Tuesday, Apr 3, 2018
Helping Foster Youth Navigate the Dependency System
There are many services available for foster youth such as counseling, health education, and job related services. However, navigating all of the choices and making appointments can become overwhelming for a young person. Our Court Appointed Special Advocates (CASAs) can attend monthly discussion groups and educational seminars to learn how to better communicate and engage with their teens to take advantage of these services. Mary’s story is a good example:
When Mary entered the foster care system, she had trust issues, particularly with adults. Mary had been molested by her stepfather and again by her father. It’s no wonder she didn’t trust anyone. When Mary first met her CASA Jade, the 14-year-old was shut-off from others, did not like to follow rules and thought she had all the answers in life. Mary did not want help with schoolwork, did not want to go to counseling and was not interested in spending time with her CASA.
Jade turned to her CASA Specialist for help and attended monthly discussion groups for insight into how to break through Mary’s walls. She employed some of the tactics suggested by the discussion group leader. Most recently, Jade accessed materials on our new CASA Resources section of our website. Jade kept in touch with Mary, texting and calling the teen and seeing her whenever she could.
“My goal was to let Mary know I was there for her, no matter what,” Jade says. I wanted her to know I couldn’t easily be pushed away.” Little by little, Mary began trusting Jade.
When she was 16 and placed in a foster home in which she was extremely unhappy, it was Jade Mary called and opened up to. With Jade’s help, Mary moved into a transitional home for teens, which suited her lifestyle better.

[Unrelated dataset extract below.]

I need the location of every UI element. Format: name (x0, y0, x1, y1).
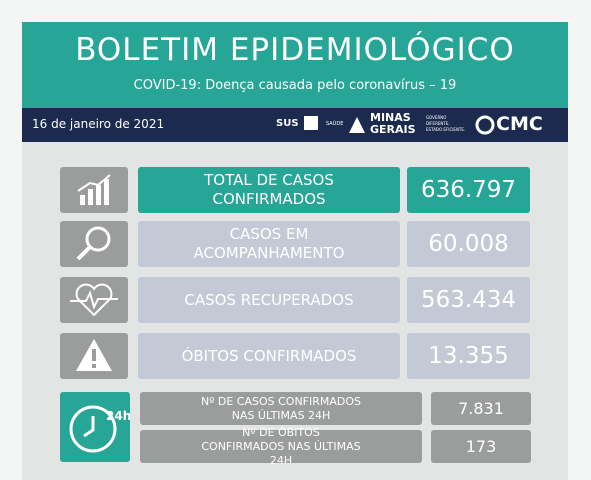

While Mary likes her new housing situation, she is now responsible for getting herself to school two cities away from where she lives and buying her own food on a budget of $60 a week. Jade talked with Mary about making a budget so she would have enough money for food every week and brought her shampoo and other hygiene products from our CASA store. Jade also helped Mary get her drivers permit and an ID card – two goals Mary worked hard on that left her feeling very accomplished.

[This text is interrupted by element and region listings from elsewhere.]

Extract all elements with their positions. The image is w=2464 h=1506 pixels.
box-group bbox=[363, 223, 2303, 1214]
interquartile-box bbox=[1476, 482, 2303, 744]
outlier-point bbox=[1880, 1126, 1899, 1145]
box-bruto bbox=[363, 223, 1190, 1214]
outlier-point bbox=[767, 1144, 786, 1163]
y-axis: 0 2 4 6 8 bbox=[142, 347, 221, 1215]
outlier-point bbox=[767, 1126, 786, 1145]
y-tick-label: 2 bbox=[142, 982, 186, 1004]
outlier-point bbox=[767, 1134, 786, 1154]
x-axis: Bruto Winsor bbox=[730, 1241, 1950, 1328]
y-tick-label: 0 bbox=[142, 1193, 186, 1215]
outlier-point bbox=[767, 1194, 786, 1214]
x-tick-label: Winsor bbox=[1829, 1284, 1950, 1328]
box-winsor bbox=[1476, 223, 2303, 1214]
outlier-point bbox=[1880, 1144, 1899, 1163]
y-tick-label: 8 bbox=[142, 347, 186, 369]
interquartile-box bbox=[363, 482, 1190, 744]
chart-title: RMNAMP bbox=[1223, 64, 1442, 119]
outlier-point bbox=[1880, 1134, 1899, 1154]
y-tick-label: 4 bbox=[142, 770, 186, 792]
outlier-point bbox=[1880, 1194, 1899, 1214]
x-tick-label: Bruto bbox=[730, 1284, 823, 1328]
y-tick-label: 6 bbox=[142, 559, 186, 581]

Today, Mary’s attitude has improved tremendously. She is learning to follow rules, willing to access helpful services and is setting goals for herself. She has even agreed to try therapy to help her work through her trauma and anger toward her father and stepfather. Mary had a part-time job during the holidays and plans to get a part-time summer job as well. She is in on track to graduate from high school next May. Mary has hope for the future, and she is planning to attend community college after graduation.